SelectedValue vs SelectedItem.Value of DropDownList

They are both different. SelectedValue property gives you the actual value of the item in selection whereas SelectedItem.Text gives you the display text. For example: you drop down may have an itme like

<asp:ListItem Text="German" Value="de"></asp:ListItem>

So, in this case SelectedValue would be de and SelectedItem.Text would give 'German'

EDIT:

In that case, they aare both same ... Cause SelectedValue will give you the value stored for current selected item in your dropdown and SelectedItem.Value will be Value of the currently selected item.

So they both would give you the same result.


SelectedValue returns the same value as SelectedItem.Value.

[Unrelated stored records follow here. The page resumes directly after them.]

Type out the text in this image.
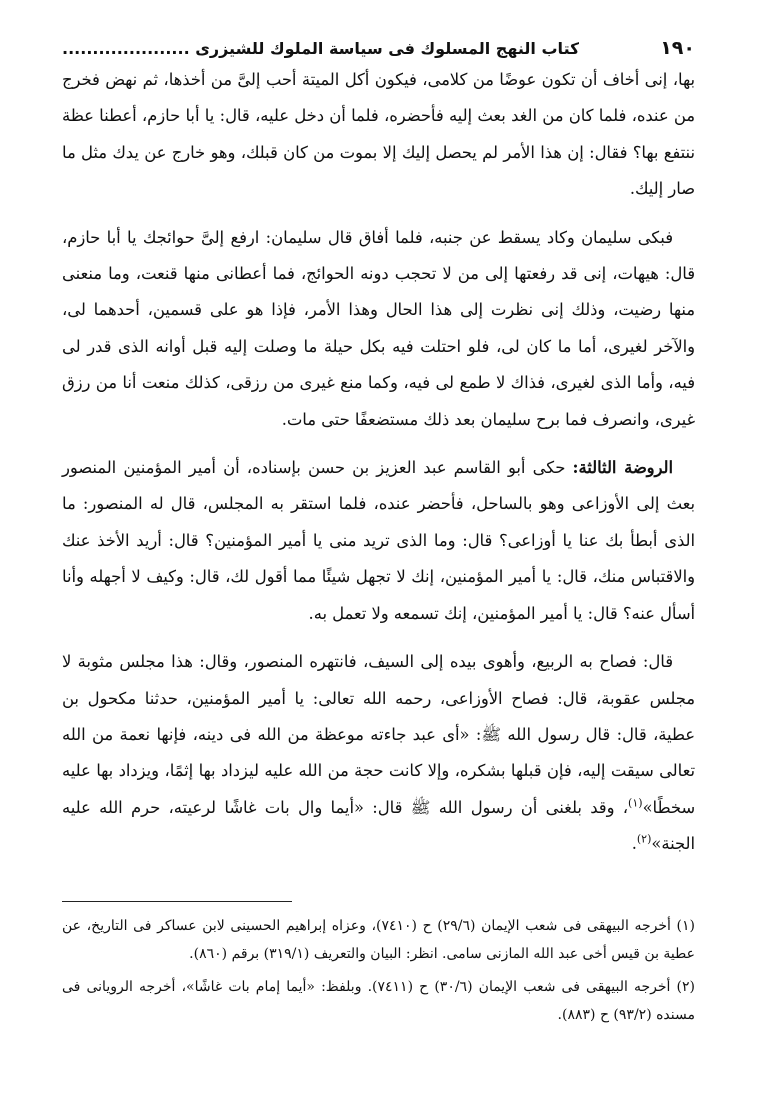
١٩٠
كتاب النهج المسلوك فى سياسة الملوك للشيزرى .....................

بها، إنى أخاف أن تكون عوضًا من كلامى، فيكون أكل الميتة أحب إلىَّ من أخذها، ثم نهض فخرج من عنده، فلما كان من الغد بعث إليه فأحضره، فلما أن دخل عليه، قال: يا أبا حازم، أعطنا عظة ننتفع بها؟ فقال: إن هذا الأمر لم يحصل إليك إلا بموت من كان قبلك، وهو خارج عن يدك مثل ما صار إليك.

فبكى سليمان وكاد يسقط عن جنبه، فلما أفاق قال سليمان: ارفع إلىَّ حوائجك يا أبا حازم، قال: هيهات، إنى قد رفعتها إلى من لا تحجب دونه الحوائج، فما أعطانى منها قنعت، وما منعنى منها رضيت، وذلك إنى نظرت إلى هذا الحال وهذا الأمر، فإذا هو على قسمين، أحدهما لى، والآخر لغيرى، أما ما كان لى، فلو احتلت فيه بكل حيلة ما وصلت إليه قبل أوانه الذى قدر لى فيه، وأما الذى لغيرى، فذاك لا طمع لى فيه، وكما منع غيرى من رزقى، كذلك منعت أنا من رزق غيرى، وانصرف فما برح سليمان بعد ذلك مستضعفًا حتى مات.

الروضة الثالثة: حكى أبو القاسم عبد العزيز بن حسن بإسناده، أن أمير المؤمنين المنصور بعث إلى الأوزاعى وهو بالساحل، فأحضر عنده، فلما استقر به المجلس، قال له المنصور: ما الذى أبطأ بك عنا يا أوزاعى؟ قال: وما الذى تريد منى يا أمير المؤمنين؟ قال: أريد الأخذ عنك والاقتباس منك، قال: يا أمير المؤمنين، إنك لا تجهل شيئًا مما أقول لك، قال: وكيف لا أجهله وأنا أسأل عنه؟ قال: يا أمير المؤمنين، إنك تسمعه ولا تعمل به.

قال: فصاح به الربيع، وأهوى بيده إلى السيف، فانتهره المنصور، وقال: هذا مجلس مثوبة لا مجلس عقوبة، قال: فصاح الأوزاعى، رحمه الله تعالى: يا أمير المؤمنين، حدثنا مكحول بن عطية، قال: قال رسول الله ﷺ: «أى عبد جاءته موعظة من الله فى دينه، فإنها نعمة من الله تعالى سيقت إليه، فإن قبلها بشكره، وإلا كانت حجة من الله عليه ليزداد بها إثمًا، ويزداد بها عليه سخطًا»$^{(١)}$، وقد بلغنى أن رسول الله ﷺ قال: «أيما وال بات غاشًا لرعيته، حرم الله عليه الجنة»$^{(٢)}$.

(١) أخرجه البيهقى فى شعب الإيمان (٢٩/٦) ح (٧٤١٠)، وعزاه إبراهيم الحسينى لابن عساكر فى التاريخ، عن عطية بن قيس أخى عبد الله المازنى سامى. انظر: البيان والتعريف (٣١٩/١) برقم (٨٦٠).

(٢) أخرجه البيهقى فى شعب الإيمان (٣٠/٦) ح (٧٤١١). وبلفظ: «أيما إمام بات غاشًا»، أخرجه الرويانى فى مسنده (٩٣/٢) ح (٨٨٣).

SelectedItem.Value and SelectedItem.Text might have different values and the performance is not a factor here, only the meanings of these properties matters.

<asp:DropDownList runat="server" ID="ddlUserTypes">
    <asp:ListItem Text="Admins" Value="1" Selected="true" />
    <asp:ListItem Text="Users" Value="2"/>
</asp:DropDownList>

Here, ddlUserTypes.SelectedItem.Value == ddlUserTypes.SelectedValue and both would return the value "1".

ddlUserTypes.SelectedItem.Text would return "Admins", which is different from ddlUserTypes.SelectedValue

edit

under the hood, SelectedValue looks like this

public virtual string SelectedValue
{
    get
    {
        int selectedIndex = this.SelectedIndex;
        if (selectedIndex >= 0)
        {
            return this.Items[selectedIndex].Value;
        }
        return string.Empty;
    }
}

and SelectedItem looks like this:

public virtual ListItem SelectedItem
{
    get
    {
        int selectedIndex = this.SelectedIndex;
        if (selectedIndex >= 0)
        {
            return this.Items[selectedIndex];
        }
        return null;
    }
}

One major difference between these two properties is that the SelectedValue has a setter also, since SelectedItem doesn't. The getter of SelectedValue is faster when writing code, and the problem of execution performance has no real reason to be discussed. Also a big advantage of SelectedValue is when using Binding expressions.

edit data binding scenario (you can't use SelectedItem.Value)

<asp:Repeater runat="server">
 <ItemTemplate>
     <asp:DropDownList ID="ddlCategories" runat="server" 
                       SelectedValue='<%# Eval("CategoryId")%>'>
     </asp:DropDownList>
 </ItemTemplate>
</asp:Repeater>

One important distinction between the two (which is visible in the Reflected code) is that SelectedValue will return an empty string if a nothing is selected, whereas SelectedItem.Value will throw a NullReference exception.